I am writing this since I have gone on and on about things with my former sponsor in previous posts. I went to my usual women's meeting today. She was also there. She came in and hugged me and talked to me about some things with her kids. She showed me a photo relating to what she talked about. After the meeting I kinda bolted because I didn't want to talk to people. She said goodbye and it was good seeing me.

So she at least isn't avoiding me or wanting to have nothing to do with me. It was all casual and normal. I didn't behave so normally today. I didn't share in the meeting. The topic was mainly very happy and about how AA works and does great things in people's lives. If I shared, it would either be a lie about the program working or it would be depressing and the opposite of that topic. So I didn't share. Every time people asked how I was doing, I said I was OK. I don't know if everyone believed me.. my former sponsor's sponsor (or ex sponsor.. don't know) gave me an especially long hug after I said I was OK. That makes me think it's obvious I am not ok.

I left without asking about the meds my former sponsor has. I have decided that I won't bug her now because she hasn't returned them. I don't need them. I don't want her worrying that I will overdose if I have them. I will probably bring it up eventually, but for now I am not. I didn't tell her or anyone about relapsing or any of my current problems. I don't want her to feel responsible (and maybe she wouldn't) or worry. I also didn't want to stop today. I see no point in involving others in my pain if I am not going to do anything about it. I considered asking a woman about sponsoring me, but I decided to wait until I have stopped drinking. It would be awful to ask and then say my plan for the day was to drink.
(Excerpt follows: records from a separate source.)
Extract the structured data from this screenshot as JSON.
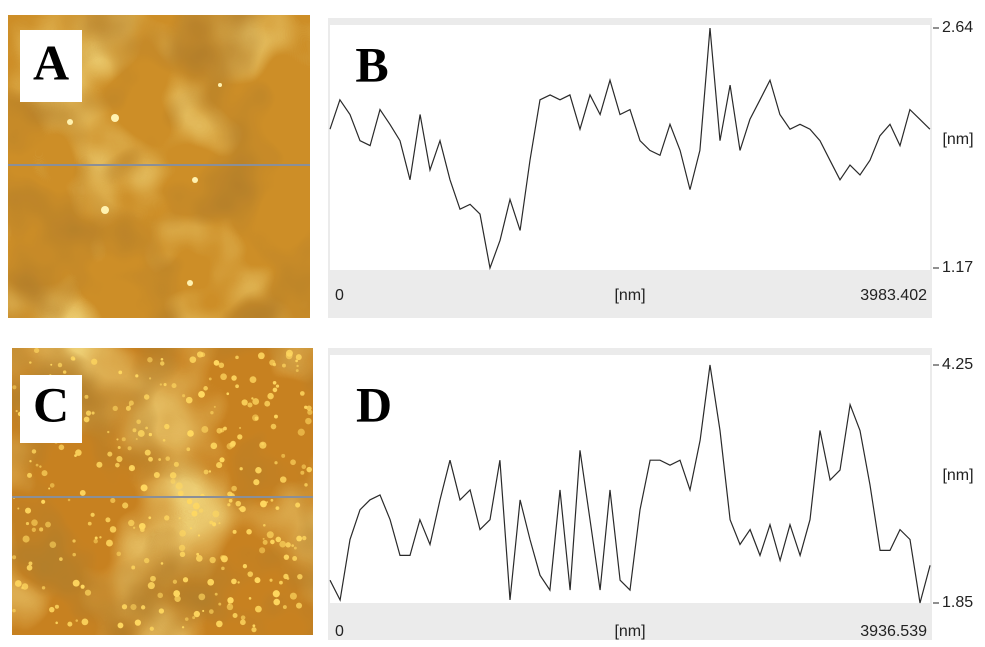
{
  "panel_labels": [
    "A",
    "B",
    "C",
    "D"
  ],
  "chart_data": [
    {
      "type": "line",
      "color": "#2a2a2a",
      "xlabel": "[nm]",
      "ylabel": "[nm]",
      "xlim": [
        0,
        3983.402
      ],
      "xticks": [
        0,
        3983.402
      ],
      "ylim": [
        1.17,
        2.64
      ],
      "yticks": [
        1.17,
        2.64
      ],
      "x": [
        0,
        66,
        133,
        199,
        266,
        332,
        398,
        465,
        531,
        598,
        664,
        730,
        797,
        863,
        930,
        996,
        1062,
        1129,
        1195,
        1262,
        1328,
        1394,
        1461,
        1527,
        1593,
        1660,
        1726,
        1793,
        1859,
        1925,
        1992,
        2058,
        2124,
        2191,
        2257,
        2324,
        2390,
        2456,
        2523,
        2589,
        2656,
        2722,
        2788,
        2855,
        2921,
        2987,
        3054,
        3120,
        3187,
        3253,
        3319,
        3386,
        3452,
        3519,
        3585,
        3651,
        3718,
        3784,
        3850,
        3917,
        3983
      ],
      "values": [
        2.02,
        2.2,
        2.11,
        1.95,
        1.92,
        2.14,
        2.05,
        1.95,
        1.71,
        2.11,
        1.77,
        1.95,
        1.71,
        1.53,
        1.56,
        1.5,
        1.17,
        1.34,
        1.59,
        1.4,
        1.83,
        2.2,
        2.23,
        2.2,
        2.23,
        2.02,
        2.23,
        2.11,
        2.32,
        2.11,
        2.14,
        1.95,
        1.89,
        1.86,
        2.05,
        1.89,
        1.65,
        1.89,
        2.64,
        1.95,
        2.29,
        1.89,
        2.08,
        2.2,
        2.32,
        2.11,
        2.02,
        2.05,
        2.02,
        1.95,
        1.83,
        1.71,
        1.8,
        1.74,
        1.83,
        1.98,
        2.05,
        1.92,
        2.14,
        2.08,
        2.02
      ]
    },
    {
      "type": "line",
      "color": "#2a2a2a",
      "xlabel": "[nm]",
      "ylabel": "[nm]",
      "xlim": [
        0,
        3936.539
      ],
      "xticks": [
        0,
        3936.539
      ],
      "ylim": [
        1.85,
        4.25
      ],
      "yticks": [
        1.85,
        4.25
      ],
      "x": [
        0,
        66,
        131,
        197,
        262,
        328,
        394,
        459,
        525,
        590,
        656,
        722,
        787,
        853,
        919,
        984,
        1050,
        1115,
        1181,
        1247,
        1312,
        1378,
        1443,
        1509,
        1575,
        1640,
        1706,
        1772,
        1837,
        1903,
        1968,
        2034,
        2100,
        2165,
        2231,
        2296,
        2362,
        2428,
        2493,
        2559,
        2625,
        2690,
        2756,
        2821,
        2887,
        2953,
        3018,
        3084,
        3149,
        3215,
        3281,
        3346,
        3412,
        3477,
        3543,
        3609,
        3674,
        3740,
        3805,
        3871,
        3937
      ],
      "values": [
        2.08,
        1.88,
        2.49,
        2.79,
        2.89,
        2.94,
        2.69,
        2.33,
        2.33,
        2.69,
        2.44,
        2.89,
        3.29,
        2.89,
        2.99,
        2.59,
        2.69,
        3.29,
        1.88,
        2.89,
        2.49,
        2.13,
        1.98,
        2.99,
        1.98,
        3.39,
        2.69,
        1.98,
        2.99,
        2.08,
        1.98,
        2.79,
        3.29,
        3.29,
        3.24,
        3.29,
        2.99,
        3.49,
        4.25,
        3.59,
        2.69,
        2.44,
        2.59,
        2.33,
        2.64,
        2.28,
        2.64,
        2.33,
        2.69,
        3.59,
        3.09,
        3.19,
        3.85,
        3.59,
        3.04,
        2.38,
        2.38,
        2.59,
        2.49,
        1.85,
        2.23
      ]
    }
  ]
}
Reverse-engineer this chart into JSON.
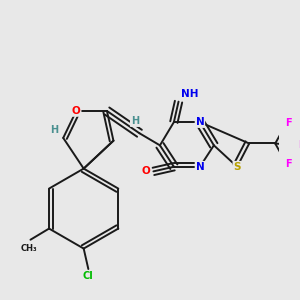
{
  "bg_color": "#e8e8e8",
  "bond_color": "#1a1a1a",
  "atom_colors": {
    "O": "#ff0000",
    "N": "#0000ee",
    "S": "#b8a000",
    "F": "#ff00ff",
    "Cl": "#00bb00",
    "H": "#4a9090",
    "C": "#1a1a1a"
  }
}
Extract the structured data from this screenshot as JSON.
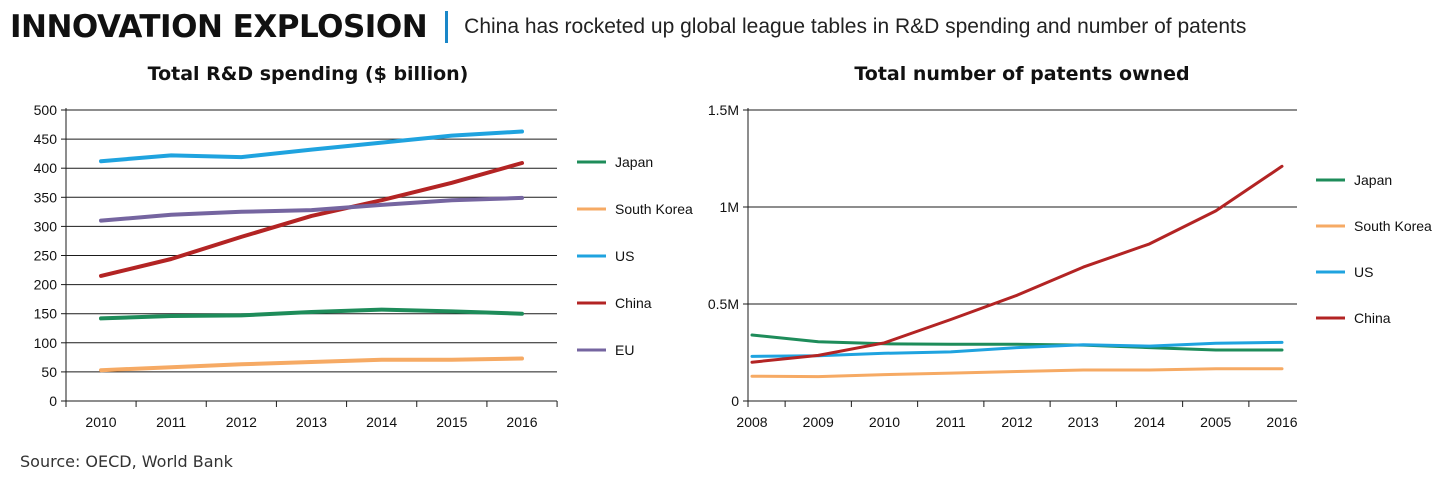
{
  "header": {
    "headline": "INNOVATION EXPLOSION",
    "subhead": "China has rocketed up global league tables in R&D spending and number of patents"
  },
  "source": "Source: OECD, World Bank",
  "colors": {
    "Japan": "#1e8c5a",
    "South Korea": "#f6aa64",
    "US": "#1fa3df",
    "China": "#b32424",
    "EU": "#7565a0",
    "divider": "#1a87c8"
  },
  "chart_data": [
    {
      "type": "line",
      "title": "Total R&D spending ($ billion)",
      "xlabel": "",
      "ylabel": "",
      "x": [
        "2010",
        "2011",
        "2012",
        "2013",
        "2014",
        "2015",
        "2016"
      ],
      "ylim": [
        0,
        500
      ],
      "yticks": [
        0,
        50,
        100,
        150,
        200,
        250,
        300,
        350,
        400,
        450,
        500
      ],
      "ytick_labels": [
        "0",
        "50",
        "100",
        "150",
        "200",
        "250",
        "300",
        "350",
        "400",
        "450",
        "500"
      ],
      "grid": true,
      "legend_position": "right",
      "series": [
        {
          "name": "Japan",
          "values": [
            142,
            146,
            147,
            153,
            157,
            154,
            150
          ]
        },
        {
          "name": "South Korea",
          "values": [
            53,
            58,
            63,
            67,
            71,
            71,
            73
          ]
        },
        {
          "name": "US",
          "values": [
            412,
            422,
            419,
            432,
            444,
            456,
            463
          ]
        },
        {
          "name": "China",
          "values": [
            215,
            244,
            282,
            318,
            345,
            375,
            409
          ]
        },
        {
          "name": "EU",
          "values": [
            310,
            320,
            325,
            328,
            337,
            345,
            349
          ]
        }
      ]
    },
    {
      "type": "line",
      "title": "Total number of patents owned",
      "xlabel": "",
      "ylabel": "",
      "x": [
        "2008",
        "2009",
        "2010",
        "2011",
        "2012",
        "2013",
        "2014",
        "2005",
        "2016"
      ],
      "ylim": [
        0,
        1500000
      ],
      "yticks": [
        0,
        500000,
        1000000,
        1500000
      ],
      "ytick_labels": [
        "0",
        "0.5M",
        "1M",
        "1.5M"
      ],
      "grid": true,
      "legend_position": "right",
      "series": [
        {
          "name": "Japan",
          "values": [
            340000,
            305000,
            295000,
            293000,
            293000,
            288000,
            275000,
            263000,
            263000
          ]
        },
        {
          "name": "South Korea",
          "values": [
            128000,
            126000,
            136000,
            144000,
            152000,
            160000,
            160000,
            166000,
            166000
          ]
        },
        {
          "name": "US",
          "values": [
            230000,
            233000,
            246000,
            253000,
            275000,
            290000,
            283000,
            298000,
            302000
          ]
        },
        {
          "name": "China",
          "values": [
            200000,
            235000,
            300000,
            420000,
            545000,
            690000,
            810000,
            980000,
            1210000
          ]
        }
      ]
    }
  ]
}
I think my plan is that when I run out of vodka, I will not buy more. Today I was not ready to stop because I am afraid of what will happen. I am afraid of withdrawal. I am afraid to ask for help. I still know that I must stop. I still intend to. I also still worry about losing people and hurting people. Seeing my ex sponsor and seeing other people who I know care about me hurts. It hurts to see people who are sober and happy because I am neither. I do feel better after seeing my former sponsor and knowing a lot of my fears clearly aren't true. Even a short conversation and her encouraging me (through facial expressions) to share means she does still care some. I am the one distancing myself from everyone. I honestly was a bit suicidal today. I wanted to cut. I don't really know why. Instead, I am drinking.

I feel very worthless today. I feel more alone knowing people care.. I am not sure that makes any sense. I will try to make a meeting tomorrow. I will eventually talk to people about what is happening. Today I will drink.